Berita pengunduran diri ini dilaporkan secara luas di Belanda selama beberapa jam pada Jumat malam sebelum Rutte mengonfirmasi pengunduran diri tersebut dalam sebuah pernyataan.

"Malam ini sayangnya kami mencapai kesimpulan bahwa perbedaan-perbedaan tersebut tidak bisa diatasi. Oleh karena itu, dalam waktu singkat saya akan menyampaikan pengunduran diri tertulis saya kepada raja atas nama seluruh pemerintah," kata Rutte dalam konferensi pers, yang dikutip Reuters.

Rutte, pemimpin partai VVD sayap kanan tengah, partai terbesar dalam koalisi empat partai tersebut, ingin memperketat pembatasan reunifikasi keluarga pencari suaka, menyusul skandal tahun lalu tentang pusat-pusat suaka yang penuh sesak.

Ia meminta jumlah keluarga pengungsi perang yang diizinkan masuk ke Belanda dibatasi hingga 200 orang per bulan, dan telah mengancam akan menjatuhkan pemerintahan jika langkah tersebut tidak disetujui.

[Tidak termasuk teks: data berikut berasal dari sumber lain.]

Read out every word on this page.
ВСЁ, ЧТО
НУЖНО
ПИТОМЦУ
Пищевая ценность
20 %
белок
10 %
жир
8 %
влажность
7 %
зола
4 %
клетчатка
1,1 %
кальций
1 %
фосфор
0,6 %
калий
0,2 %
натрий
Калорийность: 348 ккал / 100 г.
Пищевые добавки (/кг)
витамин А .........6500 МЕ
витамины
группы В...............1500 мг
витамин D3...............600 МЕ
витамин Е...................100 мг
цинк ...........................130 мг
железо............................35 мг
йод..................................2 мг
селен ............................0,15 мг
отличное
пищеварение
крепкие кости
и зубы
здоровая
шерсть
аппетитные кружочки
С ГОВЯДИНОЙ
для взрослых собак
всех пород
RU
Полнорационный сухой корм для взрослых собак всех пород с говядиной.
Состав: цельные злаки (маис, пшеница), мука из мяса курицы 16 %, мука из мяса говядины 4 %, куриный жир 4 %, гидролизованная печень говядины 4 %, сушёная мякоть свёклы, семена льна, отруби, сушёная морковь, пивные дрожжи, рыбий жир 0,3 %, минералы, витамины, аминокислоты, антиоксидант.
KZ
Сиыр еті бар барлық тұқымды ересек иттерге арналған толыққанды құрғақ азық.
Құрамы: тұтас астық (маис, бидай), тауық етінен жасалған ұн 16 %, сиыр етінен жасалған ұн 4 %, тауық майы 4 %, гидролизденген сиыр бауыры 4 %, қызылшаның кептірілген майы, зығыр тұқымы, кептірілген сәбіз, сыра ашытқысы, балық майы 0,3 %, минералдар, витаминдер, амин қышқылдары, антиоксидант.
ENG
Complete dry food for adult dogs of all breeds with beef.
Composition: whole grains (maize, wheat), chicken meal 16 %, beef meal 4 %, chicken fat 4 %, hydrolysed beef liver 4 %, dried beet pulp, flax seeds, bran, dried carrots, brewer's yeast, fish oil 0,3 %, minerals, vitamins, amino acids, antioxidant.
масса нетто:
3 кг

Dua mitra koalisi, termasuk Christen Unie - Partai Demokrat Kristen yang mendapat dukungan utama dari "Saberan Alkitab" di Belanda bagian tengah, dengan tegas menentang proposal tersebut.

Baik Christen Unie maupun D66, partai sayap kiri dalam koalisi pelangi, melihat masalah tersebut sebagai masalah yang kurang penting dibandingkan dengan VVD Rutte.

Keempat partai tersebut telah melakukan pertemuan krisis pada Rabu dan Kamis juga untuk menyelamatkan pemerintahan yang goyah, yang baru saja dilantik pada Januari 2022.

Rutte mengatakan pada Jumat malam bahwa tidak ada rahasia bahwa koalisi ini memiliki perbedaan pendapat mengenai masalah ini, dan menggambarkannya sebagai "sangat disayangkan, tetapi menjadi kenyataan politik."

Jumlah aplikasi suaka di Belanda meningkat sebesar sepertiga tahun lalu menjadi lebih dari 46.000, dan pemerintah telah memproyeksikan jumlah tersebut dapat meningkat menjadi lebih dari 70.000 tahun ini, yang melebihi jumlah tertinggi sebelumnya pada tahun 2015.

Permohonan suaka dan migrasi adalah masalah yang sulit bagi Rutte selama bertahun-tahun karena kekuatan partai-partai sayap kanan jauh di Belanda, terutama partai Geert Wilders, dan ancaman yang ditimbulkan bagi partai sayap kanan tengah seperti VVD-nya.

Kemungkinan hasil yang paling mungkin adalah pemilihan umum baru, jauh lebih awal dari tanggal yang dijadwalkan pada tahun 2025.

Partai oposisi segera meminta pemungutan suara pada Jumat. Geert Wilders, pemimpin Partai Kebebasan anti-imigrasi (PVV), mengajukan permintaan tersebut melalui Twitter dengan kata-kata "Pemilu cepat sekarang." Jesse Klaver, pemimpin Partai Green Left juga meminta pemilihan dan mengatakan kepada penyiar Belanda NOS: "Negara ini membutuhkan perubahan arah."

Juga mungkin bahwa raja akan meminta pemimpin politik lain untuk mencoba membentuk koalisi, tetapi mengingat aritmetika parlementer, hal itu tampak sangat tidak mungkin.

Pemilu di Belanda pada akhir 2021 sangat tersebar secara luas. Dibutuhkan sekitar sembilan bulan untuk menemukan koalisi yang berfungsi setelah itu.

Rutte berharap partainya bisa muncul sebagai partai terkuat setelah pemilihan kelima berturut-turut dan mencoba membentuk koalisi baru, mungkin dengan lanskap yang berubah di parlemen. Ia berhasil melakukannya pada tahun 2021 setelah pemerintahannya mengundurkan diri karena skandal pengasuhan anak tetapi kemudian menjadi yang terbaik dalam pemilu beberapa bulan kemudian.